Он пришел в Водяны уже после того, как вода спала. Но и то, что он увидел, заставило содрогнуться. На улицах заломы бревен и досок, хлевы и бани сворочены со своих мест, ветер свищет в черных рамах без стекол… Люди, молчаливые, отупелые, грелись у костров, разложенных прямо под окнами, варили в чугунах мясо, вырубленное из все еще не обсохших коровьих туш.
Пять дней он почти не смыкал глаз: бегал, ездил по соседним деревням, добывал хлеб, доставал необходимую утварь, сгонял народ на помощь. В соседних колхозах рушились планы посевной. Председатели вставали на дыбы. Приходилось упрашивать, стыдить, кричать, чуть ли не драться…
Как ни был угнетен Лукашин нахлынувшими воспоминаниями, но вид мирного поля с пахарями взволновал его. Все было родное, знакомое с детства – и эти неторопливые лошаденки, мотающие мохнатыми головами, и скрип плужного колеса, и запах пресной земли, смешавшийся с запахом пережженного навоза.
На поле пахали четыре пахаря – три женщины и один мешковатый, приземистый мужчина, в котором он без труда узнал Трофима Лобанова. Узнал он и свою приметную хозяйку, – она на другом конце поля разбрасывала чадивший навоз. А вот которая из остальных женщин председатель, угадать было нелегко. Однако ему не пришлось блуждать по полю. Первым пахарем, к которому он подошел, оказалась сама Минина. Ни одна работа, пожалуй, не налагает на человека такого резкого отпечатка, как весенняя пахота. Лицо Анфисы, совершенно бледное еще неделю назад, потемнело, осунулось. Черные, глубоко запавшие глаза блестели сухим режущим блеском. И голос, когда она заговорила, тоже показался ему незнакомым – простуженный, с хрипотцой.
– Ну, председатель, – нетерпеливо сказал Лукашин, едва они сели к кустам, – выкладывай! Как сев?

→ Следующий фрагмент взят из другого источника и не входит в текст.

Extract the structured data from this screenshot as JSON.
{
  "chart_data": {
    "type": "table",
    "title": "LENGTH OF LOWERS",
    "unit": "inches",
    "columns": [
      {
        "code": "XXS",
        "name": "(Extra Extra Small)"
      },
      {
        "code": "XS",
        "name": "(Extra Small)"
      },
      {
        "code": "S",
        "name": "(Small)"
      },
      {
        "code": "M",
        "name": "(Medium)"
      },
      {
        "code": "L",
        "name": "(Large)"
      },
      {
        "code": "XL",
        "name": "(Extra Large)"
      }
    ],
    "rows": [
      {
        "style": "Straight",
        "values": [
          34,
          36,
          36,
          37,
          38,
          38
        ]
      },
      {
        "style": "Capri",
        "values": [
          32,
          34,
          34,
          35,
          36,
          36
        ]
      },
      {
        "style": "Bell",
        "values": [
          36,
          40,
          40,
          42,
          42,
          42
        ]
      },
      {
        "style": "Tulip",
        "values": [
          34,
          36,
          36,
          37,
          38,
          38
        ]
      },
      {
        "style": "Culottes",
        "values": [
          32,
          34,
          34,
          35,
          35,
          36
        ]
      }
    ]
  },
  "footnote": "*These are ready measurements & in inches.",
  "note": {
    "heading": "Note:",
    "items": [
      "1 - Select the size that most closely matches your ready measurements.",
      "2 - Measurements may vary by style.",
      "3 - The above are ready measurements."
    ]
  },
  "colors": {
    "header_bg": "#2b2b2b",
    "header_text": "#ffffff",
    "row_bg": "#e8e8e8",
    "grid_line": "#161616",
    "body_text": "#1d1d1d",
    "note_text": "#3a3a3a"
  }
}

– Пашем помаленьку. С кормом только беда. Лошади через каждую сажень останавливаются.
– Да, вот что… – нахмурился Лукашин. – Вам придется две лошади послать в Водяны, и срочно. Слыхали, какое несчастье там?
Анфиса резко потянулась к ивовой ветке:
– А самим на себе пахать? Лошадей-то у нас сколько?
– А у них больше? – жестко сказал Лукашин. – Люди на поветях живут, в избах кирпич да глина, а вы разводите… Райком дал указание всем колхозам выделить. И коров тоже. Там ни одной коровы в колхозе не осталось.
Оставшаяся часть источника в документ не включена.